According to the Michigan COVID-19 Dashboard, more than 6 million residents, or 62.4 percent of the population, have received at least one dose of COVID-19 vaccine. In Cass County, 41.2 percent of residents have received at least one dose of the vaccine, with 36.53 percent fully vaccinated.

According to Young, 600 local children under 16 years old have received the vaccine, while roughly nine percent of students are getting sick with COVID-19 on a weekly basis.

“What we are seeing is children are getting vaccinated, but it’s only when they have their annual wellness checkups,” Young said. “We understand that there’s some hesitancy from parents not wanting to get the vaccine from school, so we’re not trying to be too pushy with that. … We’re trying to make it as easy as possible for children and their parents to get vaccinated.”

Young also explained that while getting the COVID-19 virus causes individuals to produce antibodies and future immunity for a period of time, getting the vaccine is a better option.

“If you’ve had the virus and you were not vaccinated, you will have the antibodies, which will give you natural immunity for about 90 days,” Young said. “But those antibodies disappear, so that’s why we’re worried you can get it again. … With the vaccine, you won’t have antibodies, but your white blood cells. It’s like having a memory card. It will last a lot longer than natural immunity. Your body will remember ‘this is what I need to fight.’”

Young said the department has been limited in what they have been able to do in schools to educate the children about mask-wearing and vaccines due to restrictions.

“We definitely need more education in schools,” she said. “What we’re finding is even if a parent would like their kids masking in school, their children take it off as soon as they get to school because their parents aren’t wearing it, the teachers aren’t wearing it.”

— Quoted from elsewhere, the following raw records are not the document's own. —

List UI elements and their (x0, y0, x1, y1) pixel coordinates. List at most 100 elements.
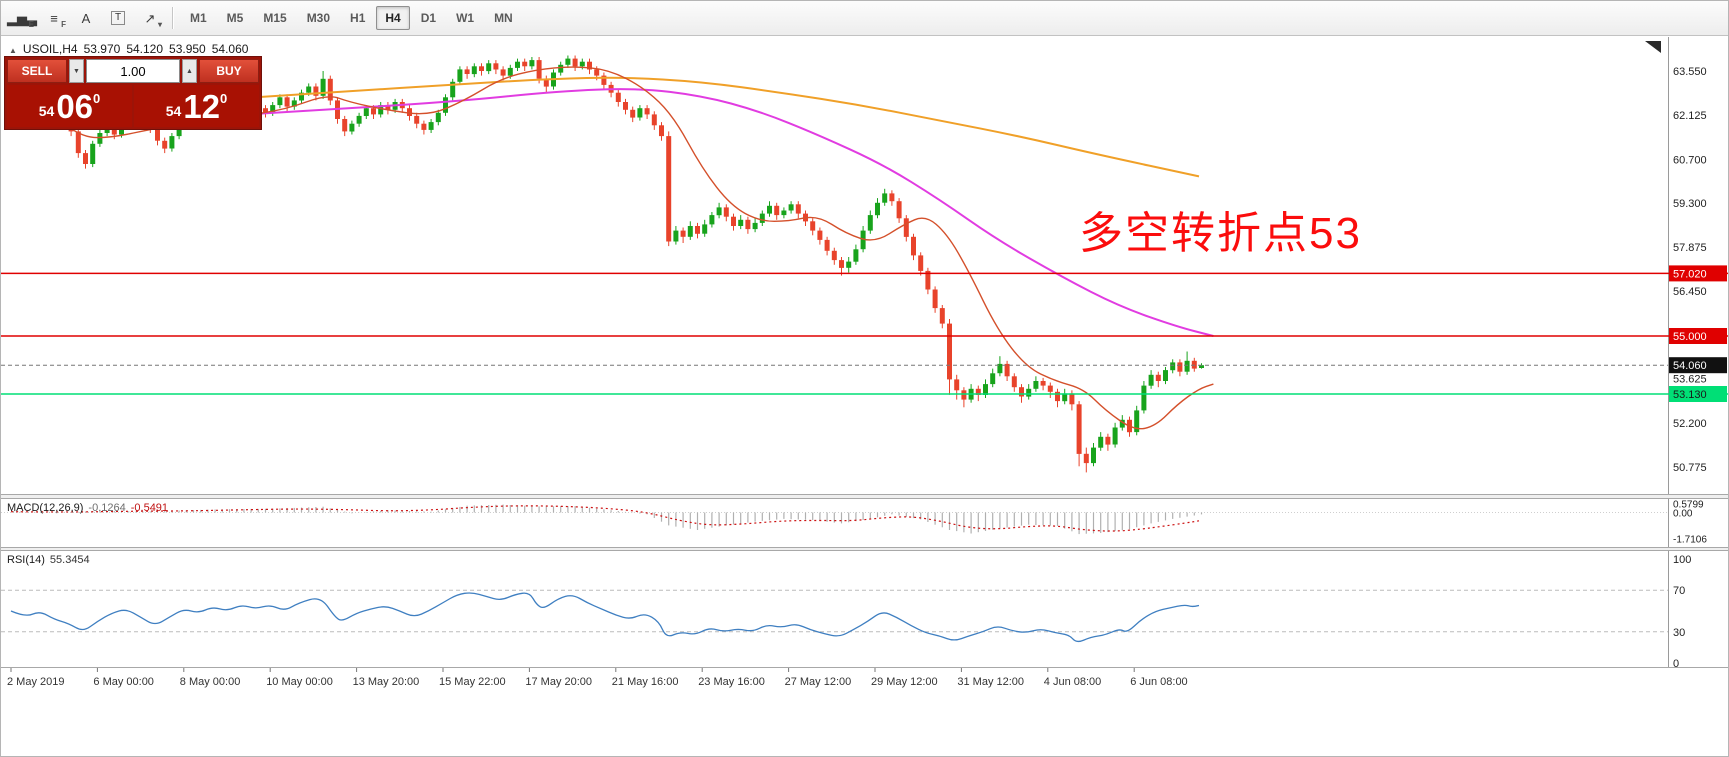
svg-text:-1.7106: -1.7106 (1673, 535, 1707, 546)
low-value: 53.950 (169, 42, 206, 56)
main-chart-canvas[interactable]: 63.550 62.125 60.700 59.300 57.875 56.450 53.6… (1, 37, 1729, 494)
timeframe-d1[interactable]: D1 (412, 6, 445, 30)
candles-layer (11, 55, 1204, 473)
scroll-to-end-icon[interactable] (1645, 41, 1661, 53)
svg-text:10 May 00:00: 10 May 00:00 (266, 676, 333, 688)
svg-text:31 May 12:00: 31 May 12:00 (957, 676, 1024, 688)
macd-signal-line (10, 505, 1200, 532)
svg-text:54.060: 54.060 (1673, 360, 1707, 372)
svg-text:13 May 20:00: 13 May 20:00 (353, 676, 420, 688)
svg-text:57.875: 57.875 (1673, 242, 1707, 254)
svg-text:53.625: 53.625 (1673, 374, 1707, 386)
arrow-objects-icon[interactable]: ↗ ▾ (135, 5, 165, 31)
timeframe-mn[interactable]: MN (485, 6, 522, 30)
fibonacci-lines-icon[interactable]: ≡ F (39, 5, 69, 31)
buy-price-prefix: 54 (165, 103, 182, 119)
panel-divider-macd[interactable] (1, 494, 1728, 499)
rsi-name: RSI(14) (7, 554, 45, 566)
macd-label: MACD(12,26,9) -0.1264 -0.5491 (7, 502, 168, 514)
current-price-badge: 54.060 (1669, 357, 1727, 374)
svg-text:70: 70 (1673, 585, 1685, 597)
sell-price-display[interactable]: 54 06 0 (7, 85, 132, 127)
svg-text:6 Jun 08:00: 6 Jun 08:00 (1130, 676, 1188, 688)
svg-text:55.000: 55.000 (1673, 331, 1707, 343)
volume-decrease-button[interactable]: ▼ (69, 59, 84, 83)
volume-input[interactable] (86, 59, 180, 83)
buy-price-big: 12 (183, 87, 221, 125)
timeframe-m30[interactable]: M30 (298, 6, 339, 30)
toolbar-separator (172, 7, 173, 29)
timeframe-buttons: M1 M5 M15 M30 H1 H4 D1 W1 MN (180, 6, 523, 30)
svg-text:2 May 2019: 2 May 2019 (7, 676, 64, 688)
svg-text:62.125: 62.125 (1673, 110, 1707, 122)
price-axis-labels: 63.550 62.125 60.700 59.300 57.875 56.450 53.6… (1673, 66, 1707, 474)
svg-text:15 May 22:00: 15 May 22:00 (439, 676, 506, 688)
high-value: 54.120 (126, 42, 164, 56)
svg-text:57.020: 57.020 (1673, 268, 1707, 280)
svg-text:6 May 00:00: 6 May 00:00 (93, 676, 154, 688)
sell-price-pip: 0 (93, 91, 101, 106)
svg-text:0.5799: 0.5799 (1673, 500, 1704, 511)
ma-slow-orange (255, 76, 1200, 178)
buy-button[interactable]: BUY (199, 59, 259, 83)
svg-text:21 May 16:00: 21 May 16:00 (612, 676, 679, 688)
timeframe-m1[interactable]: M1 (181, 6, 216, 30)
macd-signal-value: -0.5491 (130, 502, 169, 514)
buy-price-display[interactable]: 54 12 0 (134, 85, 259, 127)
svg-text:17 May 20:00: 17 May 20:00 (525, 676, 592, 688)
volume-increase-button[interactable]: ▲ (182, 59, 197, 83)
candles-edit-icon[interactable]: ▂▅▃ E (7, 5, 37, 31)
open-value: 53.970 (83, 42, 121, 56)
timeframe-w1[interactable]: W1 (447, 6, 483, 30)
svg-text:60.700: 60.700 (1673, 154, 1707, 166)
svg-text:52.200: 52.200 (1673, 418, 1707, 430)
svg-text:50.775: 50.775 (1673, 462, 1707, 474)
hline-price-badge: 55.000 (1669, 328, 1727, 344)
svg-text:59.300: 59.300 (1673, 198, 1707, 210)
timeframe-m15[interactable]: M15 (254, 6, 295, 30)
svg-text:53.130: 53.130 (1673, 389, 1707, 401)
rsi-value: 55.3454 (49, 554, 90, 566)
ma-medium-magenta (10, 88, 1214, 337)
hline-price-badge: 57.020 (1669, 265, 1727, 282)
svg-text:56.450: 56.450 (1673, 286, 1707, 298)
rsi-line (10, 592, 1200, 643)
svg-text:23 May 16:00: 23 May 16:00 (698, 676, 765, 688)
time-axis-canvas: 2 May 2019 6 May 00:00 8 May 00:00 10 May 0… (7, 668, 1188, 688)
svg-text:0: 0 (1673, 658, 1679, 667)
text-label-tool-icon[interactable]: T (103, 5, 133, 31)
collapse-trade-panel-icon[interactable]: ▲ (9, 46, 17, 55)
svg-text:29 May 12:00: 29 May 12:00 (871, 676, 938, 688)
text-tool-icon[interactable]: A (71, 5, 101, 31)
timeframe-h1[interactable]: H1 (341, 6, 374, 30)
buy-price-pip: 0 (220, 91, 228, 106)
rsi-indicator-canvas: 100 70 30 0 (1, 551, 1691, 667)
panel-divider-rsi[interactable] (1, 547, 1728, 551)
macd-name: MACD(12,26,9) (7, 502, 84, 514)
svg-text:8 May 00:00: 8 May 00:00 (180, 676, 241, 688)
svg-text:63.550: 63.550 (1673, 66, 1707, 78)
chart-annotation-text: 多空转折点53 (1079, 209, 1362, 258)
toolbar-icons: ▂▅▃ E ≡ F A T ↗ ▾ (7, 5, 165, 31)
rsi-label: RSI(14) 55.3454 (7, 554, 90, 566)
svg-text:100: 100 (1673, 554, 1691, 566)
symbol-period-label: USOIL,H4 (22, 42, 78, 56)
sell-button[interactable]: SELL (7, 59, 67, 83)
sell-price-big: 06 (56, 87, 94, 125)
time-axis: 2 May 2019 6 May 00:00 8 May 00:00 10 May 0… (1, 667, 1728, 696)
close-value: 54.060 (211, 42, 249, 56)
moving-averages-layer (10, 66, 1214, 430)
svg-text:27 May 12:00: 27 May 12:00 (785, 676, 852, 688)
svg-text:0.00: 0.00 (1673, 509, 1693, 520)
timeframe-m5[interactable]: M5 (218, 6, 253, 30)
toolbar: ▂▅▃ E ≡ F A T ↗ ▾ M1 M5 M15 M30 H1 H4 D1 W1 MN (1, 1, 1728, 36)
macd-main-value: -0.1264 (88, 502, 126, 514)
sell-price-prefix: 54 (38, 103, 55, 119)
horizontal-lines-layer (1, 272, 1728, 395)
timeframe-h4[interactable]: H4 (376, 6, 410, 30)
hline-price-badge: 53.130 (1669, 386, 1727, 402)
ma-fast-red (10, 66, 1214, 430)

The health department has reached out to schools, but Young said health department staff members receive a lot of pushback from parents and schools who do not want to “ruffle any feathers.” She added that one of the reasons cases are so high is due to school policies not requiring masks and quarantining being optional.

“It’s COVID fatigue,” she said. “This is going on two years of COVID-19. People don’t want to do these things anymore. I understand. I know it’s hard for people, but we’re just trying to push it as much as possible because this isn’t going away. It’s something that we need to do interventions on continuously.”